Na celebração litúrgica, toda ela «tecida» de sinais que significam e realizam, no modo próprio de cada qual, o mistério salvífico, «olhar» e «ver» são de importância fundamental.
Por Secretariado Diocesano da Liturgia
Tanto se o olhar perscruta a ação ritual, permitindo participar mediante «ritos e preces», como se a visão se detém na contemplação de uma iconóstase que introduz o orante na história divina da salvação mesmo ocultando uma parte significativa da ação sacramental, apenas entrevista nos momentos fugazes em que se entreabrem as portas santas.
Urge recuperar e elevar a visão como caminho de participação litúrgica e não apenas de distração enleada que assiste no desfilar de imagens fugidias de um espetáculo incapaz de focar a obra divina que, não obstante, acontece diante dos nossos olhos sempre tentados a mudar de canal.
Cuidado particular tem de nos merecer a luz na celebração. Não pensamos, principalmente, nas razões funcionalistas e pragmáticas que, sem dúvida, importa assegurar. Quem, por exemplo, lê a palavra, seja de Deus seja a Deus, precisa de ver e de ser visto. Esse patamar mínimo tem de ser assegurado.
Mas a perspetiva típica da Liturgia é simbólica e não funcional. A luz é um símbolo apropriado e praticamente universal da natureza divina: «Deus é luz e nele não há trevas» (1 Jo 1, 5); é fonte de luz (Sl 35, 11), habita numa luz inacessível (1 Tim 6, 16). Já no AT o Messias era prometido como «luz» (Is 49, 6; 60, 1). E, vindo ao mundo, o Verbo, luz verdadeira, ilumina todo o homem (Jo 1, 9). O próprio Jesus se apresentou como «a Luz do mundo» (Jo 8, 12).
O tratamento da luz natural e artificial no edifício de culto nunca é questão menor. E, por isso, projetar uma Igreja não é como projetar um pavilhão polidesportivo.
Na mesma perspetiva poética e simbólica, é muito significativa a tradição cristã de, tanto quanto possível, edificar as Igrejas alinhadas de poente (fachada) para oriente (cabeceira ou ábside). Os judeus apontam as suas sinagogas para Jerusalém; os muçulmanos alinham as suas mesquitas na direção de Meca. Os cristãos, «orientando» as suas Igrejas, não fixam nenhum lugar geográfico particular mas voltam-se para Cristo Ressuscitado, o verdadeiro «Sol nascente» que se levanta das alturas para iluminar os que jazem nas trevas e na sombra da morte (Lc 1, 78-79).

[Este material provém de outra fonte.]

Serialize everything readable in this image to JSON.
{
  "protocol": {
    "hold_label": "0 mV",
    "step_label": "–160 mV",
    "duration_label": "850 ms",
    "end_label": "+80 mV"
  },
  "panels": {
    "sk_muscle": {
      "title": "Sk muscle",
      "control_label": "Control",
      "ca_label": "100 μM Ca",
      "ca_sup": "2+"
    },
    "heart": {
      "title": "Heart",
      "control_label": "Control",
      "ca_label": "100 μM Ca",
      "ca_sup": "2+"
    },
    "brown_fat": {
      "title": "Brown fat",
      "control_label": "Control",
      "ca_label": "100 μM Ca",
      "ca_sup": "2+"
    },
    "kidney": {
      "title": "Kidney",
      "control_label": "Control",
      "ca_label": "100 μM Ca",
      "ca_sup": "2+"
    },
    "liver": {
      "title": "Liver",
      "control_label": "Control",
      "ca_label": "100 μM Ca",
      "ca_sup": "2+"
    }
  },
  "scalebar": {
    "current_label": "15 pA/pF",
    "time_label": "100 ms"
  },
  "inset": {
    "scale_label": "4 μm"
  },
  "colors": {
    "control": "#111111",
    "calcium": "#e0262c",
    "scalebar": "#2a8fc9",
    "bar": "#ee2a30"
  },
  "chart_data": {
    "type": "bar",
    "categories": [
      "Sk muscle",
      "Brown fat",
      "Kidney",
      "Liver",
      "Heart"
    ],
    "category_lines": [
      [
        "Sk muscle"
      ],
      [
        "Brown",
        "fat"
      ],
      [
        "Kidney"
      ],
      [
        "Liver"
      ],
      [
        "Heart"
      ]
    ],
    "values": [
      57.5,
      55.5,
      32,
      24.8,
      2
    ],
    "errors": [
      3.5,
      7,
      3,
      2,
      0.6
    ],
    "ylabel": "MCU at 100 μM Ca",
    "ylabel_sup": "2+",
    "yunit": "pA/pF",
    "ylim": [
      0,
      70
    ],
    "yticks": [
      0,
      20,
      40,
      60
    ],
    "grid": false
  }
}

Os cristãos das eras antigas rezavam sempre voltados para este «Oriente», ou seja, para Cristo, mesmo quando o espaço disponível para a implantação do novo edifício não permitia respeitar esse cânon arquitetónico. E esse fator simbólico tinha mais peso do que a preocupação «arquitetónica» de dotar as igrejas com a melhor luz possível nas horas extremas do dia e de as defender dos excessos de luminosidade nas horas do meio-dia, o que também conseguiam excelentemente.

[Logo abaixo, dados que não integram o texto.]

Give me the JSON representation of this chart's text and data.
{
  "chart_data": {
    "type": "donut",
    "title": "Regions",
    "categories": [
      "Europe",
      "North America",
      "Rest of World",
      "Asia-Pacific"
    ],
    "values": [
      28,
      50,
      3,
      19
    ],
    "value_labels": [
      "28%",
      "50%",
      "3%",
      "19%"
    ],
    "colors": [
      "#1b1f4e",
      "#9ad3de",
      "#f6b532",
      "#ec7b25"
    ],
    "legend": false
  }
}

Se da consideração do espaço sagrado passarmos para o tempo litúrgico, então ainda mais evidente se torna a importância simbólica da luz. Como canta o Génesis no poema da criação, Deus criou dois grandes luzeiros: o sol para presidir ao dia; a lua e as estrelas para presidirem à noite. E assim assinalam os dias e as horas da oração e da celebração. Basta pensar na centralidade da Vigília pascal – que ocorre no domingo subsequente à lua cheia da Primavera – que é o «sol» do ano litúrgico: aí se «acende» a «luz de Cristo» que brilha indefetível, vencendo a noite e a morte.
Num paralelismo interessante, também a celebração do Natal se apoia fortemente na simbologia da luz: «Pelo mistério do Verbo incarnado nova luz da vossa glória brilhou sobre nós» (Prefácio I do Natal). Também as «horas» do Ofício Divino são ritmadas pela luz que na oração da Igreja é assumida como «quase matéria» da Liturgia das horas. Bem diferente é a Luz da manhã que inaugura o dia – esplendor da criação liberta das trevas (caos) e memorial da ressurreição do Senhor – da luz do poente que o conclui, convidando ao recolhimento, e do acender da lâmpada que evoca para o crente a luz de Cristo que dissipa as trevas da noite e o projeta na espectativa da vinda do Senhor.